Tobacco use is the number one cause of preventable death in the United States, and the tobacco industry spends more than $400 million each year on advertisements in Ohio1. These ads are targeting Ohio’s children and families, and it’s up to every one of us to kick its butt.
Did you know that 6,400 kids (under the age of 18) in Ohio become new daily smokers each year1? As family physicians, it’s important to encourage adolescent patients and their families to stay free of tobacco.
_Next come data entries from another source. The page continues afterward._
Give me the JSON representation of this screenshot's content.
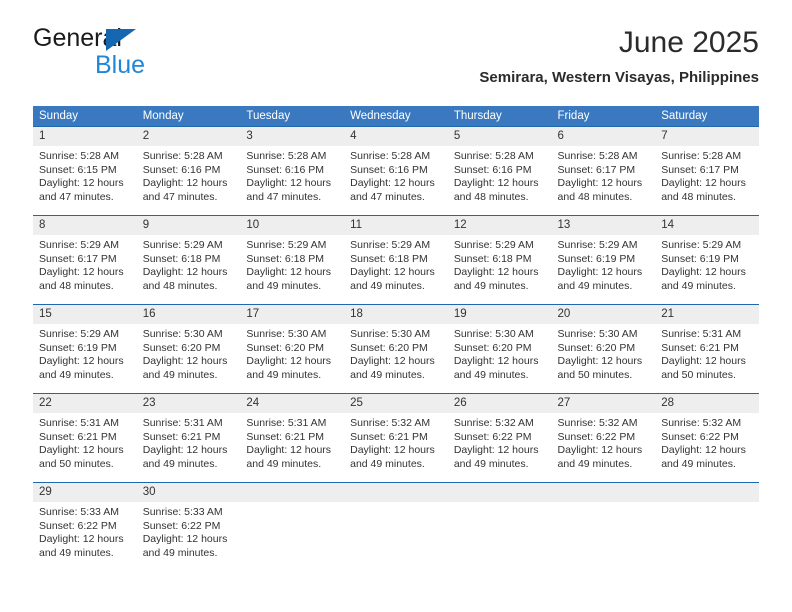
{
  "brand": {
    "line1": "General",
    "line2": "Blue",
    "triangle_color": "#1667b2"
  },
  "header": {
    "title": "June 2025",
    "subtitle": "Semirara, Western Visayas, Philippines"
  },
  "theme": {
    "header_bg": "#3a78bf",
    "row_divider": "#1f68ae",
    "daynum_bg": "#eeeeee"
  },
  "calendar": {
    "weekday_headers": [
      "Sunday",
      "Monday",
      "Tuesday",
      "Wednesday",
      "Thursday",
      "Friday",
      "Saturday"
    ],
    "labels": {
      "sunrise_prefix": "Sunrise: ",
      "sunset_prefix": "Sunset: ",
      "daylight_prefix": "Daylight: "
    },
    "weeks": [
      [
        {
          "day": "1",
          "sunrise": "Sunrise: 5:28 AM",
          "sunset": "Sunset: 6:15 PM",
          "daylight_line1": "Daylight: 12 hours",
          "daylight_line2": "and 47 minutes."
        },
        {
          "day": "2",
          "sunrise": "Sunrise: 5:28 AM",
          "sunset": "Sunset: 6:16 PM",
          "daylight_line1": "Daylight: 12 hours",
          "daylight_line2": "and 47 minutes."
        },
        {
          "day": "3",
          "sunrise": "Sunrise: 5:28 AM",
          "sunset": "Sunset: 6:16 PM",
          "daylight_line1": "Daylight: 12 hours",
          "daylight_line2": "and 47 minutes."
        },
        {
          "day": "4",
          "sunrise": "Sunrise: 5:28 AM",
          "sunset": "Sunset: 6:16 PM",
          "daylight_line1": "Daylight: 12 hours",
          "daylight_line2": "and 47 minutes."
        },
        {
          "day": "5",
          "sunrise": "Sunrise: 5:28 AM",
          "sunset": "Sunset: 6:16 PM",
          "daylight_line1": "Daylight: 12 hours",
          "daylight_line2": "and 48 minutes."
        },
        {
          "day": "6",
          "sunrise": "Sunrise: 5:28 AM",
          "sunset": "Sunset: 6:17 PM",
          "daylight_line1": "Daylight: 12 hours",
          "daylight_line2": "and 48 minutes."
        },
        {
          "day": "7",
          "sunrise": "Sunrise: 5:28 AM",
          "sunset": "Sunset: 6:17 PM",
          "daylight_line1": "Daylight: 12 hours",
          "daylight_line2": "and 48 minutes."
        }
      ],
      [
        {
          "day": "8",
          "sunrise": "Sunrise: 5:29 AM",
          "sunset": "Sunset: 6:17 PM",
          "daylight_line1": "Daylight: 12 hours",
          "daylight_line2": "and 48 minutes."
        },
        {
          "day": "9",
          "sunrise": "Sunrise: 5:29 AM",
          "sunset": "Sunset: 6:18 PM",
          "daylight_line1": "Daylight: 12 hours",
          "daylight_line2": "and 48 minutes."
        },
        {
          "day": "10",
          "sunrise": "Sunrise: 5:29 AM",
          "sunset": "Sunset: 6:18 PM",
          "daylight_line1": "Daylight: 12 hours",
          "daylight_line2": "and 49 minutes."
        },
        {
          "day": "11",
          "sunrise": "Sunrise: 5:29 AM",
          "sunset": "Sunset: 6:18 PM",
          "daylight_line1": "Daylight: 12 hours",
          "daylight_line2": "and 49 minutes."
        },
        {
          "day": "12",
          "sunrise": "Sunrise: 5:29 AM",
          "sunset": "Sunset: 6:18 PM",
          "daylight_line1": "Daylight: 12 hours",
          "daylight_line2": "and 49 minutes."
        },
        {
          "day": "13",
          "sunrise": "Sunrise: 5:29 AM",
          "sunset": "Sunset: 6:19 PM",
          "daylight_line1": "Daylight: 12 hours",
          "daylight_line2": "and 49 minutes."
        },
        {
          "day": "14",
          "sunrise": "Sunrise: 5:29 AM",
          "sunset": "Sunset: 6:19 PM",
          "daylight_line1": "Daylight: 12 hours",
          "daylight_line2": "and 49 minutes."
        }
      ],
      [
        {
          "day": "15",
          "sunrise": "Sunrise: 5:29 AM",
          "sunset": "Sunset: 6:19 PM",
          "daylight_line1": "Daylight: 12 hours",
          "daylight_line2": "and 49 minutes."
        },
        {
          "day": "16",
          "sunrise": "Sunrise: 5:30 AM",
          "sunset": "Sunset: 6:20 PM",
          "daylight_line1": "Daylight: 12 hours",
          "daylight_line2": "and 49 minutes."
        },
        {
          "day": "17",
          "sunrise": "Sunrise: 5:30 AM",
          "sunset": "Sunset: 6:20 PM",
          "daylight_line1": "Daylight: 12 hours",
          "daylight_line2": "and 49 minutes."
        },
        {
          "day": "18",
          "sunrise": "Sunrise: 5:30 AM",
          "sunset": "Sunset: 6:20 PM",
          "daylight_line1": "Daylight: 12 hours",
          "daylight_line2": "and 49 minutes."
        },
        {
          "day": "19",
          "sunrise": "Sunrise: 5:30 AM",
          "sunset": "Sunset: 6:20 PM",
          "daylight_line1": "Daylight: 12 hours",
          "daylight_line2": "and 49 minutes."
        },
        {
          "day": "20",
          "sunrise": "Sunrise: 5:30 AM",
          "sunset": "Sunset: 6:20 PM",
          "daylight_line1": "Daylight: 12 hours",
          "daylight_line2": "and 50 minutes."
        },
        {
          "day": "21",
          "sunrise": "Sunrise: 5:31 AM",
          "sunset": "Sunset: 6:21 PM",
          "daylight_line1": "Daylight: 12 hours",
          "daylight_line2": "and 50 minutes."
        }
      ],
      [
        {
          "day": "22",
          "sunrise": "Sunrise: 5:31 AM",
          "sunset": "Sunset: 6:21 PM",
          "daylight_line1": "Daylight: 12 hours",
          "daylight_line2": "and 50 minutes."
        },
        {
          "day": "23",
          "sunrise": "Sunrise: 5:31 AM",
          "sunset": "Sunset: 6:21 PM",
          "daylight_line1": "Daylight: 12 hours",
          "daylight_line2": "and 49 minutes."
        },
        {
          "day": "24",
          "sunrise": "Sunrise: 5:31 AM",
          "sunset": "Sunset: 6:21 PM",
          "daylight_line1": "Daylight: 12 hours",
          "daylight_line2": "and 49 minutes."
        },
        {
          "day": "25",
          "sunrise": "Sunrise: 5:32 AM",
          "sunset": "Sunset: 6:21 PM",
          "daylight_line1": "Daylight: 12 hours",
          "daylight_line2": "and 49 minutes."
        },
        {
          "day": "26",
          "sunrise": "Sunrise: 5:32 AM",
          "sunset": "Sunset: 6:22 PM",
          "daylight_line1": "Daylight: 12 hours",
          "daylight_line2": "and 49 minutes."
        },
        {
          "day": "27",
          "sunrise": "Sunrise: 5:32 AM",
          "sunset": "Sunset: 6:22 PM",
          "daylight_line1": "Daylight: 12 hours",
          "daylight_line2": "and 49 minutes."
        },
        {
          "day": "28",
          "sunrise": "Sunrise: 5:32 AM",
          "sunset": "Sunset: 6:22 PM",
          "daylight_line1": "Daylight: 12 hours",
          "daylight_line2": "and 49 minutes."
        }
      ],
      [
        {
          "day": "29",
          "sunrise": "Sunrise: 5:33 AM",
          "sunset": "Sunset: 6:22 PM",
          "daylight_line1": "Daylight: 12 hours",
          "daylight_line2": "and 49 minutes."
        },
        {
          "day": "30",
          "sunrise": "Sunrise: 5:33 AM",
          "sunset": "Sunset: 6:22 PM",
          "daylight_line1": "Daylight: 12 hours",
          "daylight_line2": "and 49 minutes."
        },
        {
          "day": "",
          "sunrise": "",
          "sunset": "",
          "daylight_line1": "",
          "daylight_line2": ""
        },
        {
          "day": "",
          "sunrise": "",
          "sunset": "",
          "daylight_line1": "",
          "daylight_line2": ""
        },
        {
          "day": "",
          "sunrise": "",
          "sunset": "",
          "daylight_line1": "",
          "daylight_line2": ""
        },
        {
          "day": "",
          "sunrise": "",
          "sunset": "",
          "daylight_line1": "",
          "daylight_line2": ""
        },
        {
          "day": "",
          "sunrise": "",
          "sunset": "",
          "daylight_line1": "",
          "daylight_line2": ""
        }
      ]
    ]
  }
}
There are more than 2 million adults who smoke in the buckeye state, and 20,200 adults who die from it annually1. These individuals represent mothers, fathers, sisters, brothers, uncles, aunts, and grandparents, and if we have the chance to prevent it shouldn’t we?
“Approximately 90% of smokers start smoking before they turn 18,” said Mary Krebs, MD, of Wilmington, OH. “If we can keep our kids and adolescents from smoking, their chance of smoking plummets drastically.”
As a child, I remember seeing my mother, who was in her mid-20s at the time, smoke a cigarette. The white stick with an orange tip on the end was familiar to me at a very young age, releasing a foul odor with every exhale my mother took. Although, smoking around children is considered taboo in today’s society, it wasn’t a big deal or that uncommon to smoke around your children in the early 90s.
With time and more access to clinical data and studies, the data supporting individuals dying from second-hand smoke became more prevalent, and more concerning to my mother. As with anything in life, as time passes, the more we explore, learn, and share, the more we are able to use new information to make a difference or take action.
I remember my mother sharing stories of how she began smoking cigarettes in college and how strict she was about me not smoking throughout my adolescent years. When you pair her stringent teachings about not smoking tobacco with an elementary school curriculum providing educational programs like Drug Abuse Resistance Education (D.A.R.E), it was easy for me to grow up tobacco-free. It’s not easy for everyone, but I was one less number in a deathly statistic.
If she could, my mother would have stopped smoking a long time ago. She has always discouraged my siblings and me from smoking because it’s an addictive habit that is, till this day, too hard for her to quit. If you have patients, spouses, children, friends, or family members who smoke, encourage them to take charge of their health and to kick butts with us on Wednesday, March 21.